Curiously, the city of San Dimas
(of Bill & Ted's Excellent Adventure fame) in southern California
takes its name from this saint. A 19th century landowner kept losing
cattle to rustlers and named the area San Dismas in the hope that
this might cause the cattle-thieves to repent. Over time, this pious
intention was forgotten and the name became corrupted to San Dimas.
We wondered if Dismas might be related to dismal but it
turns out that dismal comes from the
Latin dies mali meaning “evil days” or “unlucky days”. Sometimes
inauspicious days are called black-letter days in an allusion to
red-letter days. Medieval scribes would use a red pigment made
from lead oxide (“red lead” or Pb3O4) to mark
saints’ days; all other days were written in black so the term
black-letter day is not very accurate as not all non-saint-days were
bad. Since about 1600 black-letter has also been used for a type
of script, also known as “Old English” or “Gothic” which, apart from
occasional use in newspaper titles, has fallen from favor in
English-speaking countries but is still seen in Germany.

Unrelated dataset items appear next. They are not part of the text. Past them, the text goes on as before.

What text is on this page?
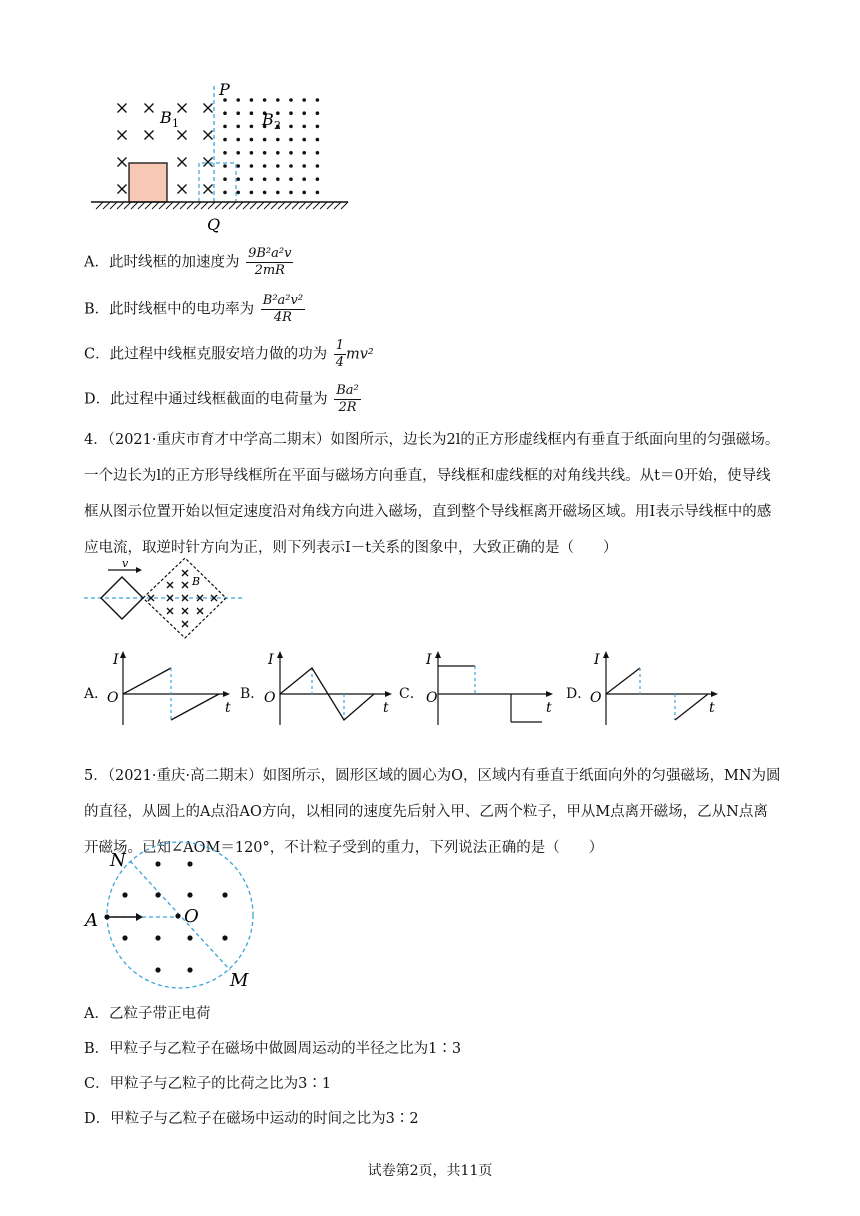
P
Q
B 1	B 2
A．此时线框的加速度为 $\frac{\text{9B²a²v}}{2mR}$
B．此时线框中的电功率为 $\frac{\text{B²a²v²}}{4R}$
C．此过程中线框克服安培力做的功为 $\frac{1}{4} mv^2$
D．此过程中通过线框截面的电荷量为 $\frac{\text{Ba²}}{2R}$
4．（2021·重庆市育才中学高二期末）如图所示，边长为2l的正方形虚线框内有垂直于纸面向里的匀强磁场。一个边长为l的正方形导线框所在平面与磁场方向垂直，导线框和虚线框的对角线共线。从t＝0开始，使导线框从图示位置开始以恒定速度沿对角线方向进入磁场，直到整个导线框离开磁场区域。用I表示导线框中的感应电流，取逆时针方向为正，则下列表示I－t关系的图象中，大致正确的是（　　）
v
B
A．
I
O
t
B．
I
O
t
C．
I
O
t
D．
I
O
t
5．（2021·重庆·高二期末）如图所示，圆形区域的圆心为O，区域内有垂直于纸面向外的匀强磁场，MN为圆的直径，从圆上的A点沿AO方向，以相同的速度先后射入甲、乙两个粒子，甲从M点离开磁场，乙从N点离开磁场。已知∠AOM＝120°，不计粒子受到的重力，下列说法正确的是（　　）
N
O
A
M
A．乙粒子带正电荷
B．甲粒子与乙粒子在磁场中做圆周运动的半径之比为1∶3
C．甲粒子与乙粒子的比荷之比为3∶1
D．甲粒子与乙粒子在磁场中运动的时间之比为3∶2
试卷第2页，共11页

There were three dies mali in the Roman calendar and by a strange
coincidence two of these are our birthdays. Mike’s grandmother would
always insist that we only ever have one birthday and that the yearly
celebration of this date should be called one’s “anniversary”. (Any
wonder Mike is such a pedant?) Granny never did convince many people of
this - which is hardly surprising since birthday has been used to
mean “the annual observance of one’s birth-date” since before the Norman
Conquest. The origin of birthday is pretty obvious but
anniversary is less so. It comes from the Latin annus
(“year”) + versus (“turning”); in other words, it is that which
returns every year.
Calendar itself derives from the Latin calendarium, “an
account book”, and ultimately from calends, the name of the first
day of Roman months. Monthly accounts were due on the calends and the
word comes from the Greek kalein “to call” (i.e. it was when
debts were “called in”). The Greeks themselves had no calends in their
calendar, however. Thus, while the Spanish might procrastinate
(from Latin pro- “until” + cras- “tomorrow”) until
mañana (Sp. “morning” or “tomorrow”) and the Arabs until bukra
fil mish-mish (“tomorrow, in the season of the apricots”), ancient
Romans used the expression ad Graecas calendas (“on the Greek
calends”), a humorous way of saying “never”.

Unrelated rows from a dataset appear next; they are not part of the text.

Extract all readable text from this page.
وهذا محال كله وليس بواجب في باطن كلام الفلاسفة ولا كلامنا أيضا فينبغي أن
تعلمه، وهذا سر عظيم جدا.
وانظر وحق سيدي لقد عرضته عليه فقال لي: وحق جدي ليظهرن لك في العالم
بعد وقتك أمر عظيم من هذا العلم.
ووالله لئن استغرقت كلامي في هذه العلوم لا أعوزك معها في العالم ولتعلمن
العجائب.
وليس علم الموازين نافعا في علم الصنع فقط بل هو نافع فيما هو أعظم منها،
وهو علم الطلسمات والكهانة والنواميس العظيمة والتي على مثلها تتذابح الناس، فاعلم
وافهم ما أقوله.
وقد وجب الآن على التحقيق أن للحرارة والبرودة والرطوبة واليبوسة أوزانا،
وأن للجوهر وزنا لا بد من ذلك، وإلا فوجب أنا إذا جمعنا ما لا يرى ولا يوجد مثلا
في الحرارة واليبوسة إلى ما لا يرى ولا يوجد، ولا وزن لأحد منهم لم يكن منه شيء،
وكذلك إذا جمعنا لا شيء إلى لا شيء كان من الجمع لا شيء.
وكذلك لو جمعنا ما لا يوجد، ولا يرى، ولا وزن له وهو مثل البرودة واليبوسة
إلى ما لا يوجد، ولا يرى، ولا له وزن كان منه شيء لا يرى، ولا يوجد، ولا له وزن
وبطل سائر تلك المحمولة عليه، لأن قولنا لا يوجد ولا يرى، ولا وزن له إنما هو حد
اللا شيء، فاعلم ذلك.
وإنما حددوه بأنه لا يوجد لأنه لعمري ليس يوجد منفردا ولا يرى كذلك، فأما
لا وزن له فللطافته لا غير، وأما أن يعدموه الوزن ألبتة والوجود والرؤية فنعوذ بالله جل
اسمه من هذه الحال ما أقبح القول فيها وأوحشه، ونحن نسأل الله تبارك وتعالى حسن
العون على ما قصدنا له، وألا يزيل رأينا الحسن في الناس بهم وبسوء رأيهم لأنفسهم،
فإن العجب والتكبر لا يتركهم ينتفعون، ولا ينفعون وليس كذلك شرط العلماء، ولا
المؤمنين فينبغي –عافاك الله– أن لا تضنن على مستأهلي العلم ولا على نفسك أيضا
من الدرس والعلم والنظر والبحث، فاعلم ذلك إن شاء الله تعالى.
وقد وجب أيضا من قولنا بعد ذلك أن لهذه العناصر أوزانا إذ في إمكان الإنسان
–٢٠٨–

While researching this column we came across a couple of words which
have (undeservedly, we think) fallen into disuse. They are
ereyesterday, meaning “the day before yesterday” and overmorrow,
meaning “the day after tomorrow”. We don’t know about you but to us
overmorrow has a distinctly hobbitty sound to it… “It will be my
eleventy-first birthday on the overmorrow, young Frodo.”